Directing

May 29, 2019

An actor, who I directed at the academy a couple years back, Khalil Lowry requested I post on directing, what follows are some thoughts.

This topic has given me a chance to review and contemplate what I strive to do when I direct.

Funny enough, I realized something about my teaching. When working with actors to develop their craft, I apply some of the very same techniques as when I direct. The difference being that I don't consider my own specifics of theme and idea but rather I focus on the actors applying their sense of the story and instruct through analysis how to have that vision. With the strong belief that actors are not puppets.

  1. Know the story better than anybody! Define an exciting and compelling analysis.

  2. Know what you want to DO ultimately, what you want to SAY and what you want you & your audience to FEEL!

  3. Be able to articulate that dream/vision to your crew, whether it be designers for stage or crew and post production for film.

  4. Be open to contributions from your crew and cast. Really understand that you don't have to know how to do everything, you don't have all the answers, you need people who do know how to do what they do and who respect you enough to follow your lead. (Sound, grip, cinematographer, actor...) 

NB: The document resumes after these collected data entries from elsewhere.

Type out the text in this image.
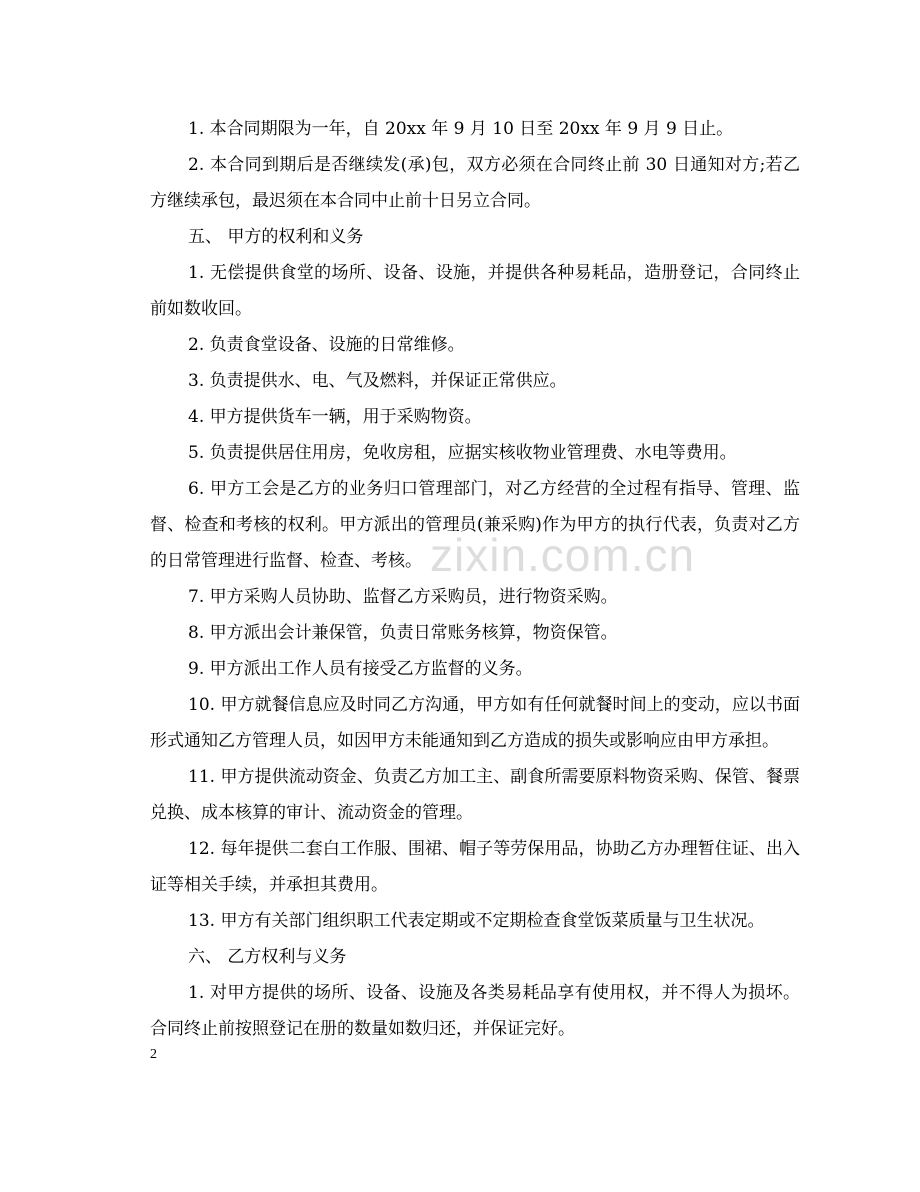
zixin.com.cn

1. 本合同期限为一年，自 20xx 年 9 月 10 日至 20xx 年 9 月 9 日止。

2. 本合同到期后是否继续发(承)包，双方必须在合同终止前 30 日通知对方;若乙方继续承包，最迟须在本合同中止前十日另立合同。

五、 甲方的权利和义务

1. 无偿提供食堂的场所、设备、设施，并提供各种易耗品，造册登记，合同终止前如数收回。

2. 负责食堂设备、设施的日常维修。

3. 负责提供水、电、气及燃料，并保证正常供应。

4. 甲方提供货车一辆，用于采购物资。

5. 负责提供居住用房，免收房租，应据实核收物业管理费、水电等费用。

6. 甲方工会是乙方的业务归口管理部门，对乙方经营的全过程有指导、管理、监督、检查和考核的权利。甲方派出的管理员(兼采购)作为甲方的执行代表，负责对乙方的日常管理进行监督、检查、考核。

7. 甲方采购人员协助、监督乙方采购员，进行物资采购。

8. 甲方派出会计兼保管，负责日常账务核算，物资保管。

9. 甲方派出工作人员有接受乙方监督的义务。

10. 甲方就餐信息应及时同乙方沟通，甲方如有任何就餐时间上的变动，应以书面形式通知乙方管理人员，如因甲方未能通知到乙方造成的损失或影响应由甲方承担。

11. 甲方提供流动资金、负责乙方加工主、副食所需要原料物资采购、保管、餐票兑换、成本核算的审计、流动资金的管理。

12. 每年提供二套白工作服、围裙、帽子等劳保用品，协助乙方办理暂住证、出入证等相关手续，并承担其费用。

13. 甲方有关部门组织职工代表定期或不定期检查食堂饭菜质量与卫生状况。

六、 乙方权利与义务

1. 对甲方提供的场所、设备、设施及各类易耗品享有使用权，并不得人为损坏。合同终止前按照登记在册的数量如数归还，并保证完好。

2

  5. Actors will give you their very best performance if they trust you and you trust them. When they trust you, you can push them out of their comfort zone to do something personal, making it their very own best performance possible. Include them, inspire them and challenge them.

  6. In film, before and after each take, speak to actors first and be specific, no one trusts a bullshitter! It simply keeps them in the loop and feeling recognized and protected!

    1. A perfunctory "Great work" is not reassuring. A short sincere specific appreciation or adjustment of their work will ease any tension/fear dramatically. 

  7. Be direct and honest, never cruel, snarky nor touchy-feely in your feedback.

  8. Support each actor's process (whatever it may be) and put their fears in check. This simple sign of respect for your actor’s process aids in their ability to be free and give their most risky and personal performance.

  9. Never tell them what you think their character should "feel", ask them what they want and why! If they're stuck, tell them to try an action you feel is right or completely wrong, shake it up.